118.父と子
■ジェイド視点■
「この紙は――無害のようだな」
「い、今のはいったい……」
俺がひらりと落ちた紙を拾い上げる中。
ノエルは、何が起きたのか理解に努めているようだった。
「どうやら、母上は――お前をまた洗脳させようとしたのかもしれないな」
「!」
「氷の中にある……黒いものが見えるか?」
「は、はい……」
「お前が倒れた時――お前の妖精は黒い物質に覆われていた。それと同じものだと――俺は思っている」
俺がそう告げれば、ノエルは目を見開いて――驚いているようだった。
初めてこの黒い物質を見たのは、ノエルの妖精の色が変わった時だったが――。
(この黒いものは……妖精の力、なのか……?)
ノエルは薬を飲んだから……妖精の色が黒くなったとそう見ていた。しかし、こうして黒い煙単独で――筒の中から現れたのを見るに。

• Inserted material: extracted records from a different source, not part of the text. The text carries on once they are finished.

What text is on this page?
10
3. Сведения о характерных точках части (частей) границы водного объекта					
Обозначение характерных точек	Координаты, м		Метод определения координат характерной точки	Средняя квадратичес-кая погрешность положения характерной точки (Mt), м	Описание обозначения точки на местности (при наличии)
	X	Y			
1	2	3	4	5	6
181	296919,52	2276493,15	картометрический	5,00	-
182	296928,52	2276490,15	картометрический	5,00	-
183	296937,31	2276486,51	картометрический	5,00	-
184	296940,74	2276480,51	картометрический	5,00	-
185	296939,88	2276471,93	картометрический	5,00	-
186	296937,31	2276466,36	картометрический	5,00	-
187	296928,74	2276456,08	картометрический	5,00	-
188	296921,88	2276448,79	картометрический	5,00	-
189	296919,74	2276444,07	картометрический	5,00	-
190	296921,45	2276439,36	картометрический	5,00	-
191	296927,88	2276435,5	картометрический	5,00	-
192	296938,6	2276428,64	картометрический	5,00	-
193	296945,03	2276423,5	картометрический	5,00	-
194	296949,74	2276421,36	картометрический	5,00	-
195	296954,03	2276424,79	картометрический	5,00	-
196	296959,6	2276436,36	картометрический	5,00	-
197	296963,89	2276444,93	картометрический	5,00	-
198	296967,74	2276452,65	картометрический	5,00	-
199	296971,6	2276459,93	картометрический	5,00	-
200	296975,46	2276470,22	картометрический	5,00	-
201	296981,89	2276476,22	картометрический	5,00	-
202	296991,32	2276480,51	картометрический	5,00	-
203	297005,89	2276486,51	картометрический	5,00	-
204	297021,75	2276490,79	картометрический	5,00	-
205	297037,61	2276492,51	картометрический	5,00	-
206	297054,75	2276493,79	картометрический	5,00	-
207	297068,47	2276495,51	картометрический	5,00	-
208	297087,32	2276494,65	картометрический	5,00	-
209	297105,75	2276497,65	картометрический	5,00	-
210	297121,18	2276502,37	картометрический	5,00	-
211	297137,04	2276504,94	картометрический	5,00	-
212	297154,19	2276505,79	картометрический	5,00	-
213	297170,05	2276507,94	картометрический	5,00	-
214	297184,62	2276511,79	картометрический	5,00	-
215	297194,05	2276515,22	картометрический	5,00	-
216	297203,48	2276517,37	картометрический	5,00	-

(薬にはこの黒い物質を混入して、飲ませた……ということか?)
見たことのない……しかしあまりにも危険な代物に、無意識のうちに見つめる視線が鋭くなっていた。
しかしその一方で――。
(こうして、母上の証拠が見つかったのも事実だ)
もしノエルが何の気なしで、この筒を開いていたら。
また良くない事態に戻ってしまうところだったかもしれない。
こうして母上から送られたものを、持ってきてくれたノエルに対して――視線を向け。
「……ノエル、感謝する」
「え?」
「これは――母上の悪事に関する証拠になる。お前のおかげだ」
「!」
そう言葉を紡ぐと、ノエルは再び大きく目を見開いて。
「ぼ、僕が……お役に、立ったのですか……?」
「ああ。助かった」
「それは……その……」
どこかぎこちなく口を動かしてから。
ノエルは――俺の方をまっすぐと見つめて。
「僕も嬉しい、です。その……お、お父様のお役に立てて」
ノエルが言った言葉を聞いて、俺はじっと――我が息子を見つめ返す。
(呼び方を変えた……? いやそれよりも……)
いつもノエルは――大人以上に丁寧すぎる対応をしていたのを覚えている。
そうした対応にはもちろん、俺も含まれていて。
しかし呼び名を変えておかげなのか……どこかいつもと違うノエルの雰囲気に、俺は気づけば――眉間に込めていた力がなくなり。不思議とノエルから目が離せなくなっていた。
(これが……わが子に対する情、なのだろうか。まだはっきりとは分からないが……)
それでも、今までは違った気持ちで――ノエルと接しているのは事実で。
レイラが言うような「家族」という関係には、きっと程遠いかもしれないが――それでも、嫌な気分は全くなかった。
今まで、王族という立場以外の関係で……息子のことを考えられていなかったこともあり。
家族ならどうするべきなのかは――未だに手探りな状態ではあるが……俺はおもむろに口を開いて。
「……いつもよく――頑張っている」
「!」
「このまま精進すれば……お前は立派な王になると――俺は思っている」
「お、とう……さま……」
「ただまだ……知らないことも多いはずだ。だからその時は、今日のように俺を利用して――自分の経験につなげればいい」
「り、利用……」
父親として、どう声をかけるのが正解か――全く分からない。
とりあえず自分なりに、初めてノエルにかける言葉をかけてみたものの――ノエルは俺の言葉を聞いて驚きを露わにしてから。柔らかい笑みを浮かべて――。
「はい! 期待に応えられる――立派な王になるために、精進いたします!」
そう明るく声をあげた。
そんなノエルの返事を聞いて、俺は「……ああ」と返事をするのであった。